UNJUST LAWS FOR WOMEN.

Up to about the middle of the nineteenth century, the maxims of the common law of England relating to the rights and responsibilities of married women were in force in nearly all the states of the Union. This was true especially in the state of New York. They were exceedingly stringent in their character, and confined her, so far as related to her property rights, within exceedingly narrow limits. Indeed, in some respects they might well be regarded as brutal. They merged the legal being of the wife in her husband. Without him, and apart from him, she could hold no property, make no contracts, nor even exercise control over her children. If she earned money by whatever means, she could not collect it. Her time and her earnings belonged to her husband; and her children, when above the age of infancy, could be taken from her by will or otherwise and committed to the charge of strangers. On the decease of the husband, the personal property acquired through their joint efforts and industry passed at once to his heirs, through the legal administration of his estate; while the wife was turned off with a bare life estate in one-third of the real property standing in his name at the time of his decease.

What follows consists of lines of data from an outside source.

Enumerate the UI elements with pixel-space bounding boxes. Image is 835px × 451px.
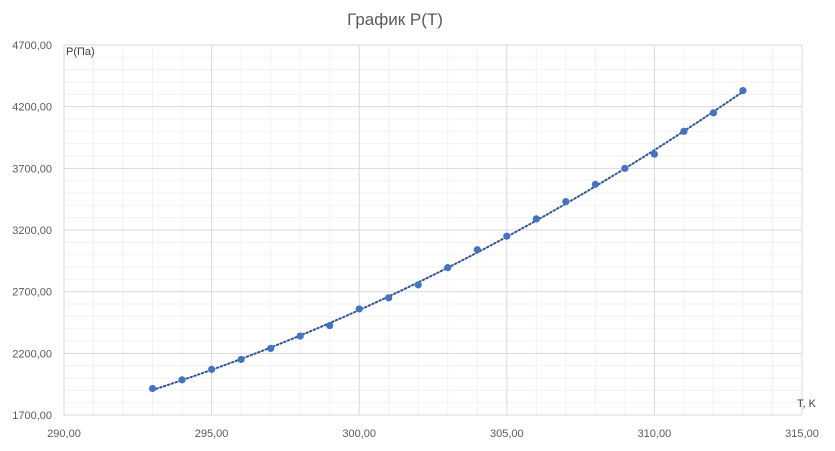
data-point	[414, 281, 422, 289]
y-tick-label: 2200,00	[12, 348, 52, 360]
data-point	[237, 355, 245, 364]
data-point	[532, 215, 540, 223]
y-tick-label: 3700,00	[12, 163, 52, 175]
data-point	[591, 180, 599, 188]
y-axis-label: P(Па)	[66, 46, 95, 58]
data-points	[148, 87, 747, 393]
major-gridlines	[63, 44, 803, 416]
data-point	[148, 384, 157, 393]
x-tick-label: 310,00	[638, 428, 672, 440]
data-point	[385, 294, 393, 302]
data-point	[267, 344, 275, 352]
x-tick-label: 290,00	[47, 428, 81, 440]
y-tick-label: 2700,00	[12, 287, 52, 299]
chart-title: График P(T)	[347, 10, 443, 29]
data-point	[680, 127, 688, 135]
data-point	[444, 264, 452, 272]
data-point	[208, 365, 216, 373]
data-point	[178, 376, 186, 384]
data-point	[739, 87, 747, 95]
x-tick-label: 300,00	[342, 428, 376, 440]
y-tick-label: 3200,00	[12, 225, 52, 237]
data-point	[326, 321, 334, 330]
x-tick-label: 305,00	[490, 428, 524, 440]
data-point	[296, 332, 304, 340]
data-point	[473, 246, 481, 254]
data-point	[355, 305, 363, 313]
x-axis-label: T, K	[797, 398, 817, 410]
data-point	[650, 150, 659, 158]
y-tick-label: 4200,00	[12, 102, 52, 114]
y-tick-label: 1700,00	[12, 410, 52, 422]
x-tick-label: 295,00	[195, 428, 229, 440]
tick-labels: 290,00 295,00 300,00 305,00 310,00 315,00 1700…	[12, 40, 819, 440]
data-point	[562, 198, 570, 206]
data-point	[503, 232, 511, 240]
x-tick-label: 315,00	[785, 428, 819, 440]
data-point	[621, 164, 629, 172]
data-point	[709, 109, 718, 117]
y-tick-label: 4700,00	[12, 40, 52, 52]
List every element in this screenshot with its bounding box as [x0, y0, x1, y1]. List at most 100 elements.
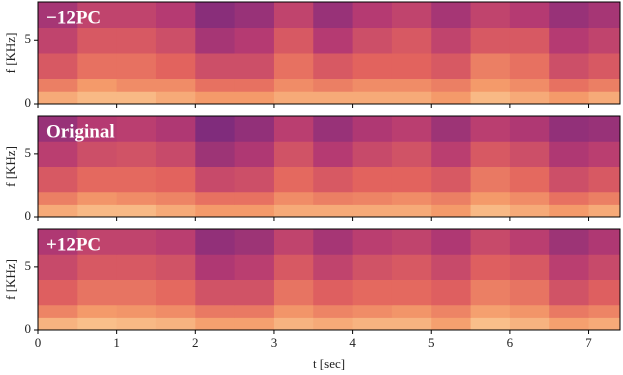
y-tick-label: 5 [25, 31, 32, 46]
spectrogram-cell [313, 53, 354, 79]
spectrogram-cell [234, 91, 275, 105]
spectrogram-cell [116, 304, 157, 318]
spectrogram-cell [588, 191, 621, 205]
spectrogram-cell [195, 27, 236, 54]
spectrogram-cell [116, 204, 157, 218]
spectrogram-cell [155, 317, 196, 331]
x-tick-label: 7 [585, 335, 592, 350]
spectrogram-cell [234, 229, 275, 255]
spectrogram-cell [509, 116, 550, 142]
spectrogram-cell [431, 78, 472, 92]
spectrogram-cell [509, 91, 550, 105]
spectrogram-cell [77, 254, 118, 280]
spectrogram-cell [273, 204, 314, 218]
spectrogram-cell [273, 279, 314, 306]
spectrogram-cell [273, 27, 314, 54]
spectrogram-cell [549, 53, 590, 79]
spectrogram-cell [588, 204, 621, 218]
spectrogram-cell [234, 166, 275, 193]
y-tick-label: 0 [25, 321, 32, 336]
spectrogram-cell [38, 317, 78, 331]
spectrogram-cell [509, 204, 550, 218]
spectrogram-cell [77, 27, 118, 54]
spectrogram-cell [391, 254, 432, 280]
spectrogram-cell [38, 166, 78, 193]
spectrogram-cell [313, 304, 354, 318]
spectrogram-cell [588, 91, 621, 105]
spectrogram-cell [431, 53, 472, 79]
spectrogram-cell [195, 166, 236, 193]
spectrogram-cell [77, 116, 118, 142]
spectrogram-cell [77, 204, 118, 218]
spectrogram-cell [313, 78, 354, 92]
spectrogram-cell [509, 53, 550, 79]
spectrogram-cell [470, 2, 511, 28]
spectrogram-cell [313, 2, 354, 28]
spectrogram-cell [549, 204, 590, 218]
spectrogram-cell [234, 191, 275, 205]
x-tick-label: 4 [349, 335, 356, 350]
spectrogram-cell [549, 229, 590, 255]
spectrogram-cell [352, 91, 393, 105]
spectrogram-cell [77, 166, 118, 193]
spectrogram-cell [116, 254, 157, 280]
spectrogram-cell [391, 2, 432, 28]
spectrogram-cell [470, 166, 511, 193]
spectrogram-cell [431, 317, 472, 331]
spectrogram-cell [470, 317, 511, 331]
spectrogram-cell [509, 304, 550, 318]
spectrogram-cell [273, 304, 314, 318]
spectrogram-cell [588, 141, 621, 167]
spectrogram-cell [391, 166, 432, 193]
spectrogram-cell [77, 53, 118, 79]
spectrogram-cell [391, 304, 432, 318]
spectrogram-cell [470, 229, 511, 255]
y-tick-label: 5 [25, 258, 32, 273]
spectrogram-cell [391, 279, 432, 306]
spectrogram-cell [431, 141, 472, 167]
spectrogram-cell [234, 78, 275, 92]
spectrogram-cell [509, 317, 550, 331]
spectrogram-cell [38, 2, 78, 28]
spectrogram-cell [431, 27, 472, 54]
spectrogram-cell [549, 304, 590, 318]
spectrogram-cell [431, 2, 472, 28]
panel-frame [37, 1, 621, 105]
spectrogram-cell [273, 53, 314, 79]
spectrogram-cell [38, 141, 78, 167]
spectrogram-cell [431, 166, 472, 193]
spectrogram-cell [155, 166, 196, 193]
spectrogram-cell [273, 191, 314, 205]
spectrogram-cell [470, 191, 511, 205]
x-axis-label: t [sec] [313, 356, 345, 371]
spectrogram-cell [155, 204, 196, 218]
spectrogram-cell [431, 116, 472, 142]
spectrogram-cell [588, 317, 621, 331]
spectrogram-cell [116, 191, 157, 205]
spectrogram-cell [195, 254, 236, 280]
y-axis-label: f [KHz] [3, 259, 18, 300]
spectrogram-cell [38, 254, 78, 280]
spectrogram-cell [509, 2, 550, 28]
spectrogram-cell [273, 254, 314, 280]
spectrogram-cell [391, 53, 432, 79]
spectrogram-cell [116, 279, 157, 306]
spectrogram-cell [549, 141, 590, 167]
spectrogram-cell [234, 2, 275, 28]
panel-annotation: +12PC [46, 234, 101, 255]
spectrogram-cell [509, 141, 550, 167]
spectrogram-cell [116, 2, 157, 28]
spectrogram-cell [391, 27, 432, 54]
spectrogram-cell [77, 141, 118, 167]
spectrogram-cell [470, 78, 511, 92]
spectrogram-cell [38, 229, 78, 255]
spectrogram-cell [509, 254, 550, 280]
spectrogram-cell [549, 91, 590, 105]
spectrogram-cell [588, 166, 621, 193]
spectrogram-cell [509, 78, 550, 92]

The gross injustice of these laws began to excite attention soon after the adoption of the new constitution in the state of New York, in 1846. The first step towards their modification was taken in the legislature of 1844-5, when certain recognitions of the property rights of married women were enacted into laws; and in other states attention about that time began to be turned in the same direction. These were the beginning of the series of laws since enacted in nearly all the states as well as in the dominions and provinces of the British Empire, by which the old and absurd and barbarous features of the old common law of England applicable to married women have been to a large extent abrogated. But this result has been the work of years of earnest thought, earnest labor and earnest devotion to the principles of right and justice, upon which it is our boast that all our laws are based.